For the serious work of Araphel Grace, my first full length book and thus far, a three year project, I get along best in the office where I can spread out on an oversized desk…a very messy desk, (I love messy desks, nothing OCD about me), littered with the objects of my affection: post-its, journals, photos, piles of reference materials, editing instructions, and a monstrous manuscript laid out in chapters screaming for revision. “Scalpel, please!”

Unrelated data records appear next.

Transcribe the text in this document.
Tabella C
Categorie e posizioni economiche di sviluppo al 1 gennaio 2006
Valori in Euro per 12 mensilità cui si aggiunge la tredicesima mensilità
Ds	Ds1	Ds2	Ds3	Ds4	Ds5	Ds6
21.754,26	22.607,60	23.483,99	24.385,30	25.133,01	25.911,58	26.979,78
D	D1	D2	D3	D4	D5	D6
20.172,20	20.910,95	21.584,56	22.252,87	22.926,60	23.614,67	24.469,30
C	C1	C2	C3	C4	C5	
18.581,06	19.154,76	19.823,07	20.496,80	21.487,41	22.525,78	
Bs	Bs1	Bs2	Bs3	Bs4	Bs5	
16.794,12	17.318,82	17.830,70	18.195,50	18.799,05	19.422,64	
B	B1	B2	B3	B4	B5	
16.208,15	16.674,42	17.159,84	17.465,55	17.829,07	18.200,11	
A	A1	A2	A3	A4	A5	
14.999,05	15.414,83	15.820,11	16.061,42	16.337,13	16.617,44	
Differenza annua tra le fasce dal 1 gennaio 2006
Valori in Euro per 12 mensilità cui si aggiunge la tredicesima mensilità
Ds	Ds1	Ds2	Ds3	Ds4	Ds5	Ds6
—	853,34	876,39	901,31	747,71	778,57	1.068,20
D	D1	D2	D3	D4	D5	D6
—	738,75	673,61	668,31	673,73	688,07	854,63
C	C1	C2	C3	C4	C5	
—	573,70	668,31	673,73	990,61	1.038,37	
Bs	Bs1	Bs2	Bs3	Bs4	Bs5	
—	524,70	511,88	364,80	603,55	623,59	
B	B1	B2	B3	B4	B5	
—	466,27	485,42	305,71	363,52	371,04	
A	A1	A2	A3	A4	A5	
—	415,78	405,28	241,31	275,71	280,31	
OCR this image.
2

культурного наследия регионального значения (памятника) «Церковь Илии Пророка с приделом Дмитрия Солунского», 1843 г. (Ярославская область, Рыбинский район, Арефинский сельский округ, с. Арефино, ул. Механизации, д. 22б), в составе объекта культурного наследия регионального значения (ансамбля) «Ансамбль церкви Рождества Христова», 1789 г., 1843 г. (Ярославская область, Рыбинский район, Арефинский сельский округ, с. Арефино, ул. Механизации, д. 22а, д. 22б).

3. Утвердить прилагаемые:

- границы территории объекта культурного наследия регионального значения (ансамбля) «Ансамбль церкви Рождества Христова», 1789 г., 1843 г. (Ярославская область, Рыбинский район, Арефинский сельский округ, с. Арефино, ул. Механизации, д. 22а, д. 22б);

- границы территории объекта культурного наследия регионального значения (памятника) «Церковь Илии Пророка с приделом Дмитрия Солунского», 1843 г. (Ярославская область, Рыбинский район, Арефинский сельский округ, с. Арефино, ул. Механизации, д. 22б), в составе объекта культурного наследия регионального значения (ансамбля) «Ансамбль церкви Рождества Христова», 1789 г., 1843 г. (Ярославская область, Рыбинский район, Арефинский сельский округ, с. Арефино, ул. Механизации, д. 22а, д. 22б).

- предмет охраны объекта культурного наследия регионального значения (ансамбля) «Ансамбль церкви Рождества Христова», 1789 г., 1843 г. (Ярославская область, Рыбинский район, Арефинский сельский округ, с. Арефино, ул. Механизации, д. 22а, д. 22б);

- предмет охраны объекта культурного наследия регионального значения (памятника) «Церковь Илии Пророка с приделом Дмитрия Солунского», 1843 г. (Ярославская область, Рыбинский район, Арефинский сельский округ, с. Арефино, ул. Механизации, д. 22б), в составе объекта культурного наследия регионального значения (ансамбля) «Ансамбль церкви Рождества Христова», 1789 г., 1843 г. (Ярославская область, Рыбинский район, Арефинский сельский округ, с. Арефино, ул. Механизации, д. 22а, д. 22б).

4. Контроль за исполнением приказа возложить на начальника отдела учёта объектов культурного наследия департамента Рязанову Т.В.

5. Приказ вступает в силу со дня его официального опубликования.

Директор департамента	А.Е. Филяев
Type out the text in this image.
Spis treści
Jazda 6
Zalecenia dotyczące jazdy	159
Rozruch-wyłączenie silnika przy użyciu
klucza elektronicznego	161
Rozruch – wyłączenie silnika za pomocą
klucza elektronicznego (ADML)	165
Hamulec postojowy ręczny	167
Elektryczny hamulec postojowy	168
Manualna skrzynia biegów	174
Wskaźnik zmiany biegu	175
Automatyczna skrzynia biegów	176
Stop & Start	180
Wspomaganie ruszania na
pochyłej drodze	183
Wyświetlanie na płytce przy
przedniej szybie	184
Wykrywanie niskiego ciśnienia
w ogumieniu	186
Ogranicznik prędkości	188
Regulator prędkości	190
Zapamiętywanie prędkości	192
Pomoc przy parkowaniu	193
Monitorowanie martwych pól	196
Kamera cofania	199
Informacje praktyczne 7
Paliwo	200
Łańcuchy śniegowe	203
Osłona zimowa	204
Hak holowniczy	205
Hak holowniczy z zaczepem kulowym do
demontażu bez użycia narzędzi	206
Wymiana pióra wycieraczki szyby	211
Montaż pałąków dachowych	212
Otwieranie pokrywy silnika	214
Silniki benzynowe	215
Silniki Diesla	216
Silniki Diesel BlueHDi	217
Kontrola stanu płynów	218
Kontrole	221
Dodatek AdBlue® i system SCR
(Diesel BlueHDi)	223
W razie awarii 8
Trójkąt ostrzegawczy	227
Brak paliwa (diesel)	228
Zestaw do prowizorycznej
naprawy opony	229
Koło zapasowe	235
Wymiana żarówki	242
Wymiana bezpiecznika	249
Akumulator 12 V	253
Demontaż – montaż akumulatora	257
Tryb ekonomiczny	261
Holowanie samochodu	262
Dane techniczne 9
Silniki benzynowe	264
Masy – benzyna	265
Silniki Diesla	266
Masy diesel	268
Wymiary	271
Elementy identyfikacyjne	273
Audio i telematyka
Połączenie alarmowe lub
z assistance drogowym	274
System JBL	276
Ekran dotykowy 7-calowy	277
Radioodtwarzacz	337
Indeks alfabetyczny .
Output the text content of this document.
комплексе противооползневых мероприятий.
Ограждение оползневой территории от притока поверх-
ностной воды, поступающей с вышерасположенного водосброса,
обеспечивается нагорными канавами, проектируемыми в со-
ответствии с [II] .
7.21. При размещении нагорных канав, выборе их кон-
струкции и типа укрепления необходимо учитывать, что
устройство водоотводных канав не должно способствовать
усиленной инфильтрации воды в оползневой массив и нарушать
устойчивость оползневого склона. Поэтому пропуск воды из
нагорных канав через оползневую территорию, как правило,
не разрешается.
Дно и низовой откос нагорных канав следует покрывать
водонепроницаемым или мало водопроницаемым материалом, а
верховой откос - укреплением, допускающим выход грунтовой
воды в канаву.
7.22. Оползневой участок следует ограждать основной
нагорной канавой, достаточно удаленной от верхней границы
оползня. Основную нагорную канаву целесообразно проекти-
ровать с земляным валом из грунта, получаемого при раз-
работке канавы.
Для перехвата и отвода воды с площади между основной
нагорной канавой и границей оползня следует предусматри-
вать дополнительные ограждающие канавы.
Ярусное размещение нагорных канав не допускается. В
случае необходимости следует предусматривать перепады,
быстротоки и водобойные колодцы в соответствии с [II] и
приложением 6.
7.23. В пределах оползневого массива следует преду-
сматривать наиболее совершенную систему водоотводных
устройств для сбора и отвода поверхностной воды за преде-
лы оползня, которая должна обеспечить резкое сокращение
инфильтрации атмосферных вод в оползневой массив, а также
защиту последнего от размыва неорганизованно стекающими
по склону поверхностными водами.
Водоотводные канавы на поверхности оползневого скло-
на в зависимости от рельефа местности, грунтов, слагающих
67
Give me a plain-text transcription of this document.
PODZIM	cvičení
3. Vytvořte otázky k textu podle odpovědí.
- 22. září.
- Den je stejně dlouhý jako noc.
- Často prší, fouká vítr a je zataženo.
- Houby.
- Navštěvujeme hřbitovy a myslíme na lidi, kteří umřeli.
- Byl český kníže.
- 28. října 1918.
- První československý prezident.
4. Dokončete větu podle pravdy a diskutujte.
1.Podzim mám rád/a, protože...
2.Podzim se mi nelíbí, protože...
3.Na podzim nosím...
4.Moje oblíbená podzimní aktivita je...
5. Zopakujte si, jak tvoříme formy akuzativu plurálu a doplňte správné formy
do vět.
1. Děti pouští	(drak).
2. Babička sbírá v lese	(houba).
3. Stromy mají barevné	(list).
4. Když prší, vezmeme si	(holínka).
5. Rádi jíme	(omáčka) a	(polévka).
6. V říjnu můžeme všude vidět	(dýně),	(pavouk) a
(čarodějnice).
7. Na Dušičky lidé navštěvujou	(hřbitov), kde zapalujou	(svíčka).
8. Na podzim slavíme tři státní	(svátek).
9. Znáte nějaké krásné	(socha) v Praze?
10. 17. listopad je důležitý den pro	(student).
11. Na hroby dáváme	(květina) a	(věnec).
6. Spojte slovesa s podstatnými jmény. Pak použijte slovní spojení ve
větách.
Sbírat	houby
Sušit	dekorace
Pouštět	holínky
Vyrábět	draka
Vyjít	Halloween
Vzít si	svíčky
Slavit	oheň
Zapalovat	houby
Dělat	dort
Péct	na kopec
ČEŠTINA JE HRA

Adding insult to injury is the fact that the current work is never the only story we have rattling around in our brains, clamoring for attention. And if I’ve learned anything in my years of writing, it’s that if I don’t take it as it comes, oftentimes, it won’t come back. Hence, my love affair with the indispensable post-it note, or the grease pen, or the back of my hand, the grocery receipt, napkin, just about any blank space big enough for two or three words, an important idea, something too good to lose.
To these random ideas—my unruly children—I offer one hour uninterrupted, first thing each morning…pen and paper close at hand as I sip the morning coffee, water flowers and admire all interesting creatures on the pond just outside our little townhouse door. What a miracle it is that two or three fleeting words scribbled across a napkin, if given the right amount of time and love, can evolve into something much bigger—like the context of a life lesson I’d almost forgotten.
Of course, there are other times when I’ve suffered enough—telephone ringing, doorbell chiming, dog barking, the neighbor stopping by to gossip, and a husband suddenly home looking for the lunch I haven’t prepared. This is when I pick up the IPAD with the nifty new keyboard and head for absolute solitude—my secret place—where nothing matters except getting the words out of my head and onto paper.
I’ll be honest with you. This seductive little disappearing act feels very, very naughty. Private and forbidden. Scandalous, treasonous, delightfully selfish. Just me and my post-its, “…writing in the gush, the throb, the flood of the moment….” Just me and my post-its, alone at last.